Lebanese Deny Libya's Claim on Diplomat's Murder
Jan. 15, 1985
ROME (AP) _ Police pressed their hunt on Monday for the killer of a Libyan diplomat, who they believe shot and wounded his attacker before dying on an icy street in front of his home. Libya blamed a Shiite Moslem group and PLO leader Yasser Arafat for the assassination Sunday of Farag Omar Makhyoun, 31.
Police said they were checking the possibility the assailant may be a follower of Shiite Moslem religious leader, Mousa Sadr, who disappeared mysteriously after a visit to Tripoli, Libya, in 1978.
Libya's official news agency, JANA, charged that ''groups loyal to'' Arafat, who is chairman of the Palestine Liberation Organization, and Shiite Moslem leader Nabih Berri - ''obviously supported by American imperialism'' - were responsible for the killing.
In Beirut, Lebanon, Berri dismissed the accusation.

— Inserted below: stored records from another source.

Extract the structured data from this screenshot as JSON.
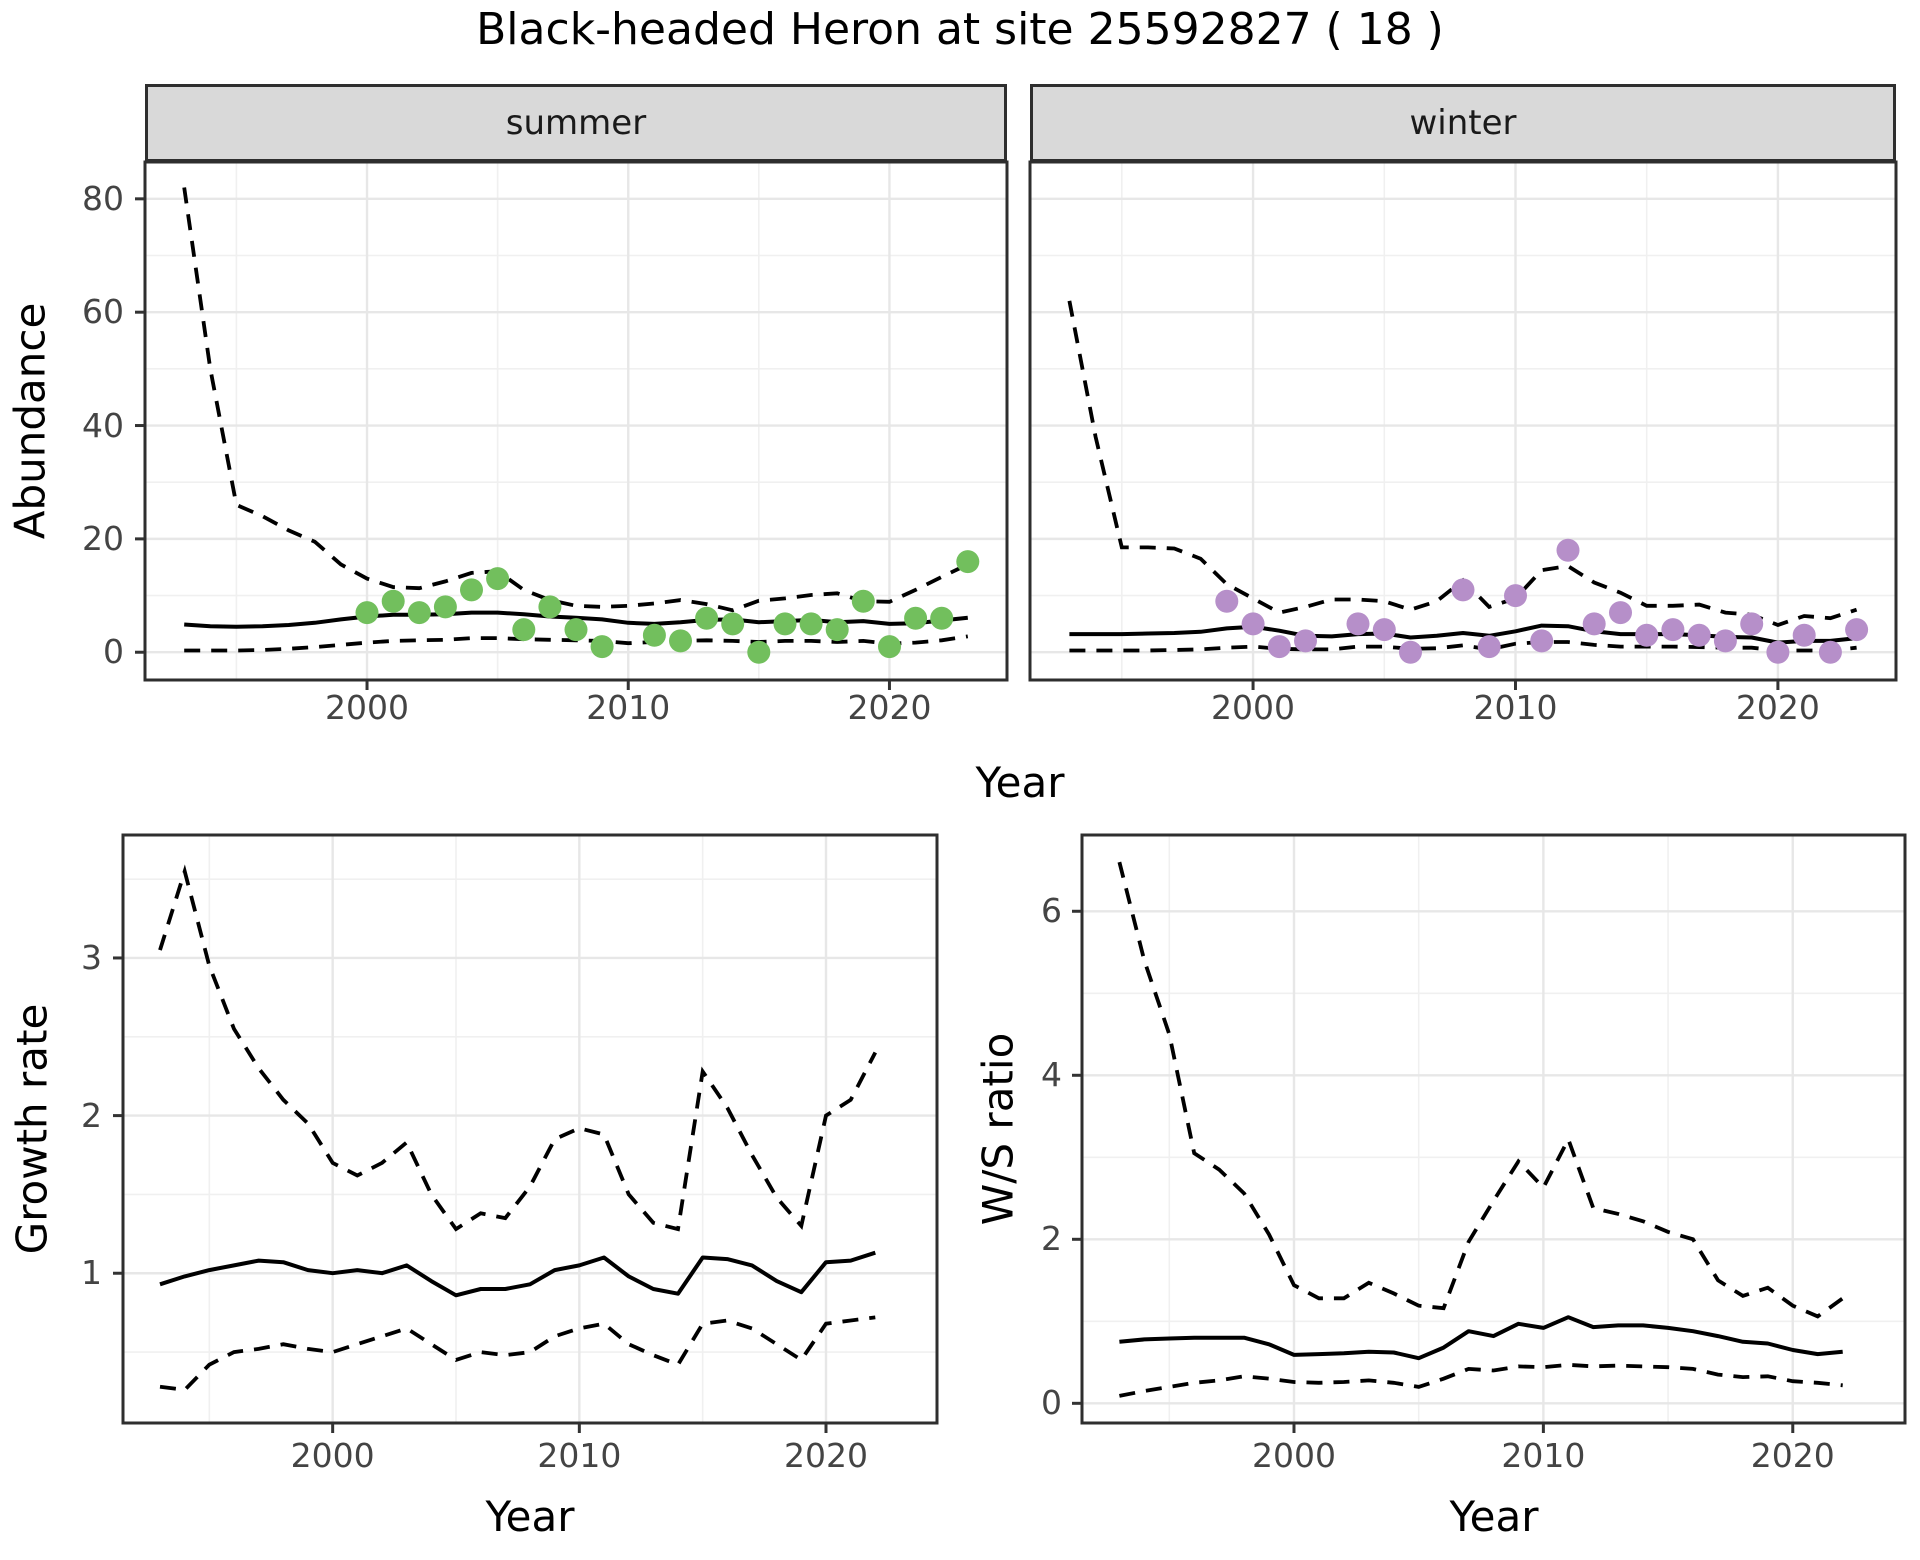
{
  "title": "Black-headed Heron at site 25592827 ( 18 )",
  "facets": {
    "summer": "summer",
    "winter": "winter"
  },
  "labels": {
    "abundance": "Abundance",
    "growth": "Growth rate",
    "ws": "W/S ratio",
    "year": "Year"
  },
  "colors": {
    "summer_point": "#72bf5d",
    "winter_point": "#b68fc9",
    "line": "#000000",
    "strip_bg": "#d9d9d9",
    "panel_border": "#2e2e2e",
    "grid_major": "#e7e7e7",
    "grid_minor": "#f0f0f0",
    "tick_text": "#444444"
  },
  "chart_data": [
    {
      "id": "abundance-summer",
      "type": "line",
      "facet_label": "summer",
      "ylabel": "Abundance",
      "xlabel": "Year",
      "x_domain": [
        1991.5,
        2024.5
      ],
      "y_domain": [
        -4.9,
        86.5
      ],
      "x_ticks": [
        2000,
        2010,
        2020
      ],
      "x_minor": [
        1995,
        2005,
        2015
      ],
      "y_ticks": [
        0,
        20,
        40,
        60,
        80
      ],
      "y_minor": [
        10,
        30,
        50,
        70
      ],
      "show_y_tick_labels": true,
      "years": [
        1993,
        1994,
        1995,
        1996,
        1997,
        1998,
        1999,
        2000,
        2001,
        2002,
        2003,
        2004,
        2005,
        2006,
        2007,
        2008,
        2009,
        2010,
        2011,
        2012,
        2013,
        2014,
        2015,
        2016,
        2017,
        2018,
        2019,
        2020,
        2021,
        2022,
        2023
      ],
      "mean": [
        4.9,
        4.6,
        4.5,
        4.6,
        4.8,
        5.2,
        5.8,
        6.3,
        6.6,
        6.6,
        6.7,
        7.0,
        7.0,
        6.7,
        6.3,
        6.1,
        5.8,
        5.2,
        5.0,
        5.3,
        5.7,
        5.8,
        5.3,
        5.5,
        5.7,
        5.3,
        5.5,
        5.0,
        5.1,
        5.6,
        6.1
      ],
      "upper": [
        82,
        50,
        26,
        24,
        21.5,
        19.5,
        15.5,
        13,
        11.5,
        11.3,
        12.5,
        14,
        14.3,
        11,
        9.2,
        8.2,
        8.0,
        8.2,
        8.6,
        9.2,
        8.5,
        7.4,
        9.1,
        9.5,
        10.1,
        10.4,
        9.0,
        8.9,
        11,
        13.3,
        15.5
      ],
      "lower": [
        0.3,
        0.3,
        0.3,
        0.4,
        0.6,
        0.9,
        1.3,
        1.7,
        2.0,
        2.1,
        2.2,
        2.5,
        2.5,
        2.3,
        2.2,
        2.1,
        2.0,
        1.6,
        1.8,
        2.0,
        2.1,
        2.0,
        1.8,
        2.0,
        2.0,
        1.8,
        2.0,
        1.5,
        1.7,
        2.1,
        2.8
      ],
      "obs_years": [
        2000,
        2001,
        2002,
        2003,
        2004,
        2005,
        2006,
        2007,
        2008,
        2009,
        2011,
        2012,
        2013,
        2014,
        2015,
        2016,
        2017,
        2018,
        2019,
        2020,
        2021,
        2022,
        2023
      ],
      "obs_values": [
        7,
        9,
        7,
        8,
        11,
        13,
        4,
        8,
        4,
        1,
        3,
        2,
        6,
        5,
        0,
        5,
        5,
        4,
        9,
        1,
        6,
        6,
        16
      ],
      "point_color": "#72bf5d"
    },
    {
      "id": "abundance-winter",
      "type": "line",
      "facet_label": "winter",
      "ylabel": "Abundance",
      "xlabel": "Year",
      "x_domain": [
        1991.5,
        2024.5
      ],
      "y_domain": [
        -4.9,
        86.5
      ],
      "x_ticks": [
        2000,
        2010,
        2020
      ],
      "x_minor": [
        1995,
        2005,
        2015
      ],
      "y_ticks": [
        0,
        20,
        40,
        60,
        80
      ],
      "y_minor": [
        10,
        30,
        50,
        70
      ],
      "show_y_tick_labels": false,
      "years": [
        1993,
        1994,
        1995,
        1996,
        1997,
        1998,
        1999,
        2000,
        2001,
        2002,
        2003,
        2004,
        2005,
        2006,
        2007,
        2008,
        2009,
        2010,
        2011,
        2012,
        2013,
        2014,
        2015,
        2016,
        2017,
        2018,
        2019,
        2020,
        2021,
        2022,
        2023
      ],
      "mean": [
        3.2,
        3.2,
        3.2,
        3.3,
        3.4,
        3.6,
        4.2,
        4.5,
        3.8,
        2.9,
        2.8,
        3.2,
        3.3,
        2.6,
        2.9,
        3.4,
        2.9,
        3.7,
        4.7,
        4.6,
        3.7,
        3.2,
        3.2,
        3.2,
        3.0,
        2.7,
        2.6,
        1.7,
        2.0,
        2.0,
        2.5
      ],
      "upper": [
        62,
        38,
        18.5,
        18.5,
        18.3,
        16.5,
        12,
        9.5,
        7.0,
        8.0,
        9.3,
        9.3,
        9.0,
        7.5,
        9.0,
        12.7,
        8.0,
        9.5,
        14.5,
        15.2,
        12.3,
        10.5,
        8.2,
        8.2,
        8.4,
        7.0,
        6.6,
        4.8,
        6.4,
        6.0,
        7.5
      ],
      "lower": [
        0.3,
        0.3,
        0.3,
        0.3,
        0.4,
        0.5,
        0.8,
        1.0,
        0.6,
        0.5,
        0.5,
        1.0,
        1.0,
        0.6,
        0.7,
        1.2,
        0.5,
        1.5,
        1.8,
        1.8,
        1.3,
        1.0,
        1.0,
        1.0,
        0.9,
        0.8,
        0.8,
        0.3,
        0.3,
        0.3,
        0.8
      ],
      "obs_years": [
        1999,
        2000,
        2001,
        2002,
        2004,
        2005,
        2006,
        2008,
        2009,
        2010,
        2011,
        2012,
        2013,
        2014,
        2015,
        2016,
        2017,
        2018,
        2019,
        2020,
        2021,
        2022,
        2023
      ],
      "obs_values": [
        9,
        5,
        1,
        2,
        5,
        4,
        0,
        11,
        1,
        10,
        2,
        18,
        5,
        7,
        3,
        4,
        3,
        2,
        5,
        0,
        3,
        0,
        4
      ],
      "point_color": "#b68fc9"
    },
    {
      "id": "growth-rate",
      "type": "line",
      "facet_label": "",
      "ylabel": "Growth rate",
      "xlabel": "Year",
      "x_domain": [
        1991.5,
        2024.5
      ],
      "y_domain": [
        0.05,
        3.78
      ],
      "x_ticks": [
        2000,
        2010,
        2020
      ],
      "x_minor": [
        1995,
        2005,
        2015
      ],
      "y_ticks": [
        1,
        2,
        3
      ],
      "y_minor": [
        0.5,
        1.5,
        2.5,
        3.5
      ],
      "show_y_tick_labels": true,
      "years": [
        1993,
        1994,
        1995,
        1996,
        1997,
        1998,
        1999,
        2000,
        2001,
        2002,
        2003,
        2004,
        2005,
        2006,
        2007,
        2008,
        2009,
        2010,
        2011,
        2012,
        2013,
        2014,
        2015,
        2016,
        2017,
        2018,
        2019,
        2020,
        2021,
        2022
      ],
      "mean": [
        0.93,
        0.98,
        1.02,
        1.05,
        1.08,
        1.07,
        1.02,
        1.0,
        1.02,
        1.0,
        1.05,
        0.95,
        0.86,
        0.9,
        0.9,
        0.93,
        1.02,
        1.05,
        1.1,
        0.98,
        0.9,
        0.87,
        1.1,
        1.09,
        1.05,
        0.95,
        0.88,
        1.07,
        1.08,
        1.13
      ],
      "upper": [
        3.05,
        3.55,
        2.95,
        2.55,
        2.3,
        2.1,
        1.95,
        1.7,
        1.62,
        1.7,
        1.83,
        1.5,
        1.28,
        1.38,
        1.35,
        1.55,
        1.85,
        1.92,
        1.88,
        1.5,
        1.32,
        1.28,
        2.28,
        2.05,
        1.75,
        1.48,
        1.3,
        2.0,
        2.1,
        2.4
      ],
      "lower": [
        0.28,
        0.26,
        0.42,
        0.5,
        0.52,
        0.55,
        0.52,
        0.5,
        0.55,
        0.6,
        0.65,
        0.55,
        0.45,
        0.5,
        0.48,
        0.5,
        0.6,
        0.65,
        0.68,
        0.55,
        0.48,
        0.42,
        0.68,
        0.7,
        0.65,
        0.55,
        0.45,
        0.68,
        0.7,
        0.72
      ],
      "obs_years": [],
      "obs_values": [],
      "point_color": "#000000"
    },
    {
      "id": "ws-ratio",
      "type": "line",
      "facet_label": "",
      "ylabel": "W/S ratio",
      "xlabel": "Year",
      "x_domain": [
        1991.5,
        2024.5
      ],
      "y_domain": [
        -0.24,
        6.93
      ],
      "x_ticks": [
        2000,
        2010,
        2020
      ],
      "x_minor": [
        1995,
        2005,
        2015
      ],
      "y_ticks": [
        0,
        2,
        4,
        6
      ],
      "y_minor": [
        1,
        3,
        5
      ],
      "show_y_tick_labels": true,
      "years": [
        1993,
        1994,
        1995,
        1996,
        1997,
        1998,
        1999,
        2000,
        2001,
        2002,
        2003,
        2004,
        2005,
        2006,
        2007,
        2008,
        2009,
        2010,
        2011,
        2012,
        2013,
        2014,
        2015,
        2016,
        2017,
        2018,
        2019,
        2020,
        2021,
        2022
      ],
      "mean": [
        0.75,
        0.78,
        0.79,
        0.8,
        0.8,
        0.8,
        0.72,
        0.59,
        0.6,
        0.61,
        0.63,
        0.62,
        0.55,
        0.68,
        0.88,
        0.82,
        0.97,
        0.92,
        1.05,
        0.93,
        0.95,
        0.95,
        0.92,
        0.88,
        0.82,
        0.75,
        0.73,
        0.65,
        0.6,
        0.63
      ],
      "upper": [
        6.6,
        5.4,
        4.5,
        3.05,
        2.85,
        2.56,
        2.06,
        1.44,
        1.28,
        1.28,
        1.47,
        1.34,
        1.19,
        1.16,
        1.97,
        2.47,
        2.95,
        2.63,
        3.22,
        2.38,
        2.31,
        2.22,
        2.09,
        2.0,
        1.5,
        1.31,
        1.41,
        1.19,
        1.06,
        1.28
      ],
      "lower": [
        0.09,
        0.15,
        0.2,
        0.25,
        0.28,
        0.33,
        0.3,
        0.26,
        0.25,
        0.26,
        0.28,
        0.25,
        0.2,
        0.3,
        0.42,
        0.4,
        0.45,
        0.44,
        0.47,
        0.45,
        0.46,
        0.45,
        0.44,
        0.42,
        0.35,
        0.32,
        0.33,
        0.27,
        0.25,
        0.22
      ],
      "obs_years": [],
      "obs_values": [],
      "point_color": "#000000"
    }
  ]
}
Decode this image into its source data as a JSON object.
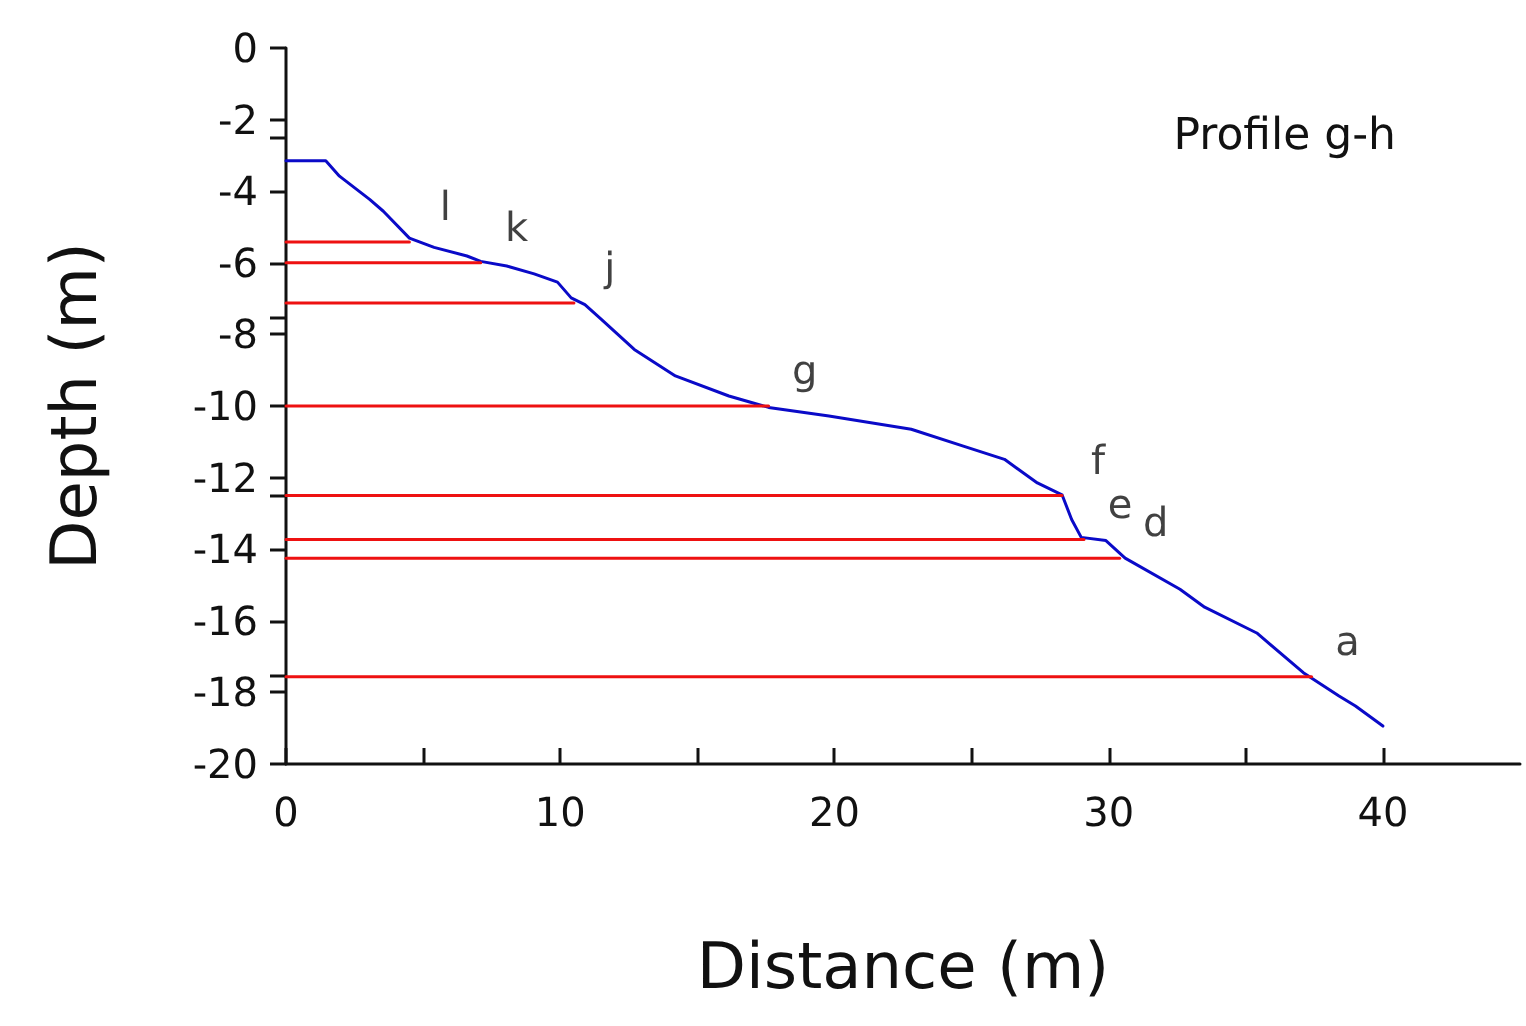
{
  "chart_data": {
    "type": "line",
    "title": "Profile g-h",
    "xlabel": "Distance (m)",
    "ylabel": "Depth (m)",
    "xlim": [
      0,
      45
    ],
    "xticks": [
      0,
      10,
      20,
      30,
      40
    ],
    "ylim": [
      -20,
      0
    ],
    "yticks": [
      -20,
      -18,
      -16,
      -14,
      -12,
      -10,
      -8,
      -6,
      -4,
      -2,
      0
    ],
    "grid": false,
    "marker": "none",
    "line_style": "solid",
    "series": [
      {
        "color": "#0a0ac8",
        "x": [
          0,
          1.45,
          1.95,
          3.05,
          3.55,
          4.5,
          5.4,
          6.6,
          7.1,
          8.05,
          9.05,
          9.9,
          10.4,
          10.9,
          11.5,
          12.7,
          14.2,
          16.15,
          17.6,
          19.8,
          22.8,
          24.7,
          26.2,
          27.4,
          28.3,
          28.65,
          29.0,
          29.9,
          30.6,
          32.6,
          33.5,
          35.4,
          37.1,
          38.4,
          39.0,
          40.0
        ],
        "values": [
          -3.15,
          -3.15,
          -3.58,
          -4.23,
          -4.56,
          -5.31,
          -5.57,
          -5.81,
          -5.96,
          -6.09,
          -6.31,
          -6.54,
          -6.98,
          -7.17,
          -7.58,
          -8.42,
          -9.16,
          -9.72,
          -10.04,
          -10.28,
          -10.65,
          -11.12,
          -11.49,
          -12.15,
          -12.48,
          -13.17,
          -13.67,
          -13.76,
          -14.25,
          -15.12,
          -15.62,
          -16.34,
          -17.45,
          -18.1,
          -18.38,
          -18.94
        ]
      },
      {
        "color": "#ee1111",
        "x": [
          0,
          4.5
        ],
        "values": [
          -5.42,
          -5.42
        ]
      },
      {
        "color": "#ee1111",
        "x": [
          0,
          7.1
        ],
        "values": [
          -6.0,
          -6.0
        ]
      },
      {
        "color": "#ee1111",
        "x": [
          0,
          10.5
        ],
        "values": [
          -7.12,
          -7.12
        ]
      },
      {
        "color": "#ee1111",
        "x": [
          0,
          17.6
        ],
        "values": [
          -10.0,
          -10.0
        ]
      },
      {
        "color": "#ee1111",
        "x": [
          0,
          28.3
        ],
        "values": [
          -12.5,
          -12.5
        ]
      },
      {
        "color": "#ee1111",
        "x": [
          0,
          29.1
        ],
        "values": [
          -13.73,
          -13.73
        ]
      },
      {
        "color": "#ee1111",
        "x": [
          0,
          30.4
        ],
        "values": [
          -14.25,
          -14.25
        ]
      },
      {
        "color": "#ee1111",
        "x": [
          0,
          37.4
        ],
        "values": [
          -17.56,
          -17.56
        ]
      }
    ],
    "annotations": [
      {
        "text": "l",
        "x": 4.5,
        "y": -5.42
      },
      {
        "text": "k",
        "x": 7.1,
        "y": -6.0
      },
      {
        "text": "j",
        "x": 10.5,
        "y": -7.12
      },
      {
        "text": "g",
        "x": 17.6,
        "y": -10.0
      },
      {
        "text": "f",
        "x": 28.3,
        "y": -12.5
      },
      {
        "text": "e",
        "x": 29.1,
        "y": -13.73
      },
      {
        "text": "d",
        "x": 30.4,
        "y": -14.25
      },
      {
        "text": "a",
        "x": 37.4,
        "y": -17.56
      }
    ]
  }
}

He is head of the dominant Shiite Amal, which was founded by the imam, and also serves on the Lebanese Cabinet.
''It looks like the Libyans forgot to also accuse Bangladesh and Tahiti,'' Berri said, indicating that he believed Libya was making irresponsible accusations.
''The history of Amal proves that we could have assassinated dozens of Libyan diplomats or nationals in Lebanon if we wanted to avenge the disappearence of Imam Mousa Sadr in this way,'' Berri said.
Police said Makhyoun was shot seven times but managed to fire two shots from a .38-caliber pistol during an ambush. They said they believed that Makhyoun had struck his assailant at least once because of small pools of blood found near where the killer dropped his silencer-equipped pistol.
The attack was claimed in an anonymous telephone call to The Associated Press office in London in the name of the Alborkan Libyan Organization. Alborkan is the Arabic word for volcano.
But the man who called gave no information about the killing other than what was reported in early news reports, including a reference to Magkjun Farg, a wrong name for the victim.
The same group claimed the murder of Libyan Ambassador Ammar D. El Taggazy and an attack against a top aide to Libyan leader Col. Moammar Khadafy in Tripoli. Both attacks were made last year.